- Genre: Crime thriller
- Created by: Suranne Jones Anne-Marie O'Connor
- Written by: Anne-Marie O'Connor
- Directed by: Giulia Gandini
- Starring: Suranne Jones; Jodie Whittaker;
- Composer: Alex Baranowski
- Country of origin: United Kingdom
- Original language: English
- No. of episodes: 6

Production
- Executive producers: Anne-Marie O’Connor; Suranne Jones; Debra Hayward; Alison Carpenter; Jill Forbes;
- Producer: Pat Tookey-Dickson
- Production company: Monumental Television;

Original release
- Network: ITVX
- Release: 5 October – 20 October 2025

= Frauds (TV series) =

British Television series

Frauds is a British crime thriller television miniseries for ITV starring Suranne Jones and Jodie Whittaker.

==Premise==
Having spent ten years in prison, Bert reunites with former partner Sam with the idea for a new heist.

==Cast==
- Suranne Jones as Roberta "Bert" Mancini
- Jodie Whittaker as Martha "Sam" Samuels
- Horacio Colomé as Miguel
- Talisa Garcia as Miss Take
- Abdul Salis as Mateo
- Karan Gill as Bilal
- Elizabeth Berrington as Jackie Diamond
- Lee Boardman as The Great Diavolo
- Karise Yansen as Komet
- Christian Cooke as Deegs
- Thais Martin as Caitlin
- Kate Fleetwood as Celine
- Javier Taboada as Blas
- Nansi Nsue as Amaya
- Victor Solé as Carlos Pérez
- Aïda Ballmann as Doctor

==Production==
The series was created by Anne-Marie O'Connor and Suranne Jones, with O'Connor writing the script.
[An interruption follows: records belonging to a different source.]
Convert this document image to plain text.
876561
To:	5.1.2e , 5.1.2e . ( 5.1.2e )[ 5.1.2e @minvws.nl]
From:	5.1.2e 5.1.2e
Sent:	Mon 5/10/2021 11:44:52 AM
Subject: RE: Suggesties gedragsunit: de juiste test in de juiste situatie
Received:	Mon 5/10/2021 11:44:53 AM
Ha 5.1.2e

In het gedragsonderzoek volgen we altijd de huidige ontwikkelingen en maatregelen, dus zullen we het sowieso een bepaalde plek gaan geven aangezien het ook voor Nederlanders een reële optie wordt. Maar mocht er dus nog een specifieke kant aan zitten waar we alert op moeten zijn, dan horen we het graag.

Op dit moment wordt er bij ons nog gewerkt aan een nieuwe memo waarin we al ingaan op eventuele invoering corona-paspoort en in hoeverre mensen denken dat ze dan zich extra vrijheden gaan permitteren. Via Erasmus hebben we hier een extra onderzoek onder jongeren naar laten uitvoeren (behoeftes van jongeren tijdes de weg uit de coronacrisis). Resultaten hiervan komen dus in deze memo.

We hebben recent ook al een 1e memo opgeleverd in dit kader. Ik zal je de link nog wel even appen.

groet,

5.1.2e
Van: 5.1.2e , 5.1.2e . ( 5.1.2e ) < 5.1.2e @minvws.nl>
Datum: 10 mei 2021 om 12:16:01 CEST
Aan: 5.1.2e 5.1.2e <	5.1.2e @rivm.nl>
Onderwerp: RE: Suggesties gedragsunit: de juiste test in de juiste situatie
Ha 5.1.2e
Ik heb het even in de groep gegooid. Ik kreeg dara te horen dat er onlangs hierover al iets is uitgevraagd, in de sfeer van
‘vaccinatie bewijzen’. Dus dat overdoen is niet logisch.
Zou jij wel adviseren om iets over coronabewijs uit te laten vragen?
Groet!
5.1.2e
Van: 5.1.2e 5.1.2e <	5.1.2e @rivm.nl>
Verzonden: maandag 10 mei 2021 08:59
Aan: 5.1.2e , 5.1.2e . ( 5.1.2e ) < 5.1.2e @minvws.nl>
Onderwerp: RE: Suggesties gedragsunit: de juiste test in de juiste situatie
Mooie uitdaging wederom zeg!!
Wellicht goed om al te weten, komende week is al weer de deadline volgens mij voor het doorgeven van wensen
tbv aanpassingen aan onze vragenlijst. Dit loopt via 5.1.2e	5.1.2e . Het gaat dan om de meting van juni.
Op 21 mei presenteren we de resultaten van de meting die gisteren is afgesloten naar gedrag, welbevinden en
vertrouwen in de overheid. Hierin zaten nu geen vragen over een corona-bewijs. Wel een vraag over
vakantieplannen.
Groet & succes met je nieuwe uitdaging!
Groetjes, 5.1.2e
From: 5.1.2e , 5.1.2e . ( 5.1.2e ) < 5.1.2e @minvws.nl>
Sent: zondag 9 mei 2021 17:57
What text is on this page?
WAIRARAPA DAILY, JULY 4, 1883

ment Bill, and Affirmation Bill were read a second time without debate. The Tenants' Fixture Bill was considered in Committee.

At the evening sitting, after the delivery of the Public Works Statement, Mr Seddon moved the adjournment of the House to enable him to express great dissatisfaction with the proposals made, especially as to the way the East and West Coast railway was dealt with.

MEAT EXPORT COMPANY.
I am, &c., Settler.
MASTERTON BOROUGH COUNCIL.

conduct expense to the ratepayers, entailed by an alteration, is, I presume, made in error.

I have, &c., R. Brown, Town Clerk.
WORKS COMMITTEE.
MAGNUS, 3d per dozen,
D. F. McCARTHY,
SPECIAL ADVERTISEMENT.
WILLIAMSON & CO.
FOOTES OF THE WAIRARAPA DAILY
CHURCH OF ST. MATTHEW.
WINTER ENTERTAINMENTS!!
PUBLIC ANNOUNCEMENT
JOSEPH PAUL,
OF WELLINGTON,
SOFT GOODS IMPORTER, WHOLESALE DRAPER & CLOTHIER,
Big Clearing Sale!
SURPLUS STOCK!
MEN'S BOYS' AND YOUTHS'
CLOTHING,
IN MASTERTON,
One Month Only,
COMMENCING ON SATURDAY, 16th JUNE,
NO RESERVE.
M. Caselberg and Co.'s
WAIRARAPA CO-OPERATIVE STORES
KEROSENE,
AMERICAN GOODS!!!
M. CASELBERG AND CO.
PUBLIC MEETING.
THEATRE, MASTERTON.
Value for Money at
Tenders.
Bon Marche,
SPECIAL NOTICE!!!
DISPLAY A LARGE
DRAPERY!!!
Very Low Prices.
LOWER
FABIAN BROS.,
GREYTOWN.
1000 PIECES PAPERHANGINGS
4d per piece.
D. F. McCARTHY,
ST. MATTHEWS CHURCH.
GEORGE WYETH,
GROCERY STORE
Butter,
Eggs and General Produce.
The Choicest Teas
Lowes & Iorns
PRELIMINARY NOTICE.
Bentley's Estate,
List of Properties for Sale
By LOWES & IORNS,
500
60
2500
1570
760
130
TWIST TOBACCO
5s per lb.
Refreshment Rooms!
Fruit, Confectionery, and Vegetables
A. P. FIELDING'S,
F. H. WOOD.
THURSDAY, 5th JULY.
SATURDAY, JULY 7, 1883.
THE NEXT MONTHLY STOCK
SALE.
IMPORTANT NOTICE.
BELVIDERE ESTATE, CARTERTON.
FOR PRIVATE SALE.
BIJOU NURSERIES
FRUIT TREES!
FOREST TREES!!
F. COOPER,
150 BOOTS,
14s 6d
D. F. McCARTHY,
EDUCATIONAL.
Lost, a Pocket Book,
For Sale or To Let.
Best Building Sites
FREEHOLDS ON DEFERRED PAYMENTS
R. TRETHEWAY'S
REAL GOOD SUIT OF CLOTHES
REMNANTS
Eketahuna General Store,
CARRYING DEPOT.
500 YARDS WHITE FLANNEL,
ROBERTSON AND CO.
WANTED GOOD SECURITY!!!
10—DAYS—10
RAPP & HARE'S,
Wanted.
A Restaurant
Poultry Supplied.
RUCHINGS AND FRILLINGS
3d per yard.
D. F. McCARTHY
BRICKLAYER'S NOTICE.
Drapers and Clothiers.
O'Connor and Jones are executive producers alongside Alison Owen and Katie Kelly for Monumental Television, part of ITV Studios. Debra Hayward, Alison Carpenter, and Jill Forbes also executive produce. It is a co-production with TeamAkers. Pat Tookey-Dickson is series producer, with Giulia Gandini leading director on the series.

Suranne Jones leads the cast alongside Jodie Whittaker. The cast was expanded in 2025 to include Talisa Garcia, Karan Gil, Elizabeth Berrington, Lee Boardman, and Christian Cooke, amongst others. Filming began in Spain in January 2025.

The series was primarily filmed in Tenerife in the Canary Islands.

==Broadcast==
The first episode of the series was broadcast on 5 October 2025.

==Reception==
The London Evening Standard gave the series 4 out 5 stars, praising the pace, writing, and performances.

Writing in The Guardian, Lucy Mangan gives the series 5 out of 5 stars, describing the series as "a fantastically stylish, emotionally rich and profoundly intelligent piece of entertainment that is feminist to its bones without preaching and in every way a triumph".

Craig Mathieson, writing in The Sydney Morning Herald gave the series 4 stars out of 5. He praises its depth, saying that it is more than a conventional heist movie: "the threads that are being woven into something new here have a broader provenance. Think David Mamet’s House of Games, not just the Ocean’s movies... There’s a psychological layer also at work, rife with abandonment issues and latent anger".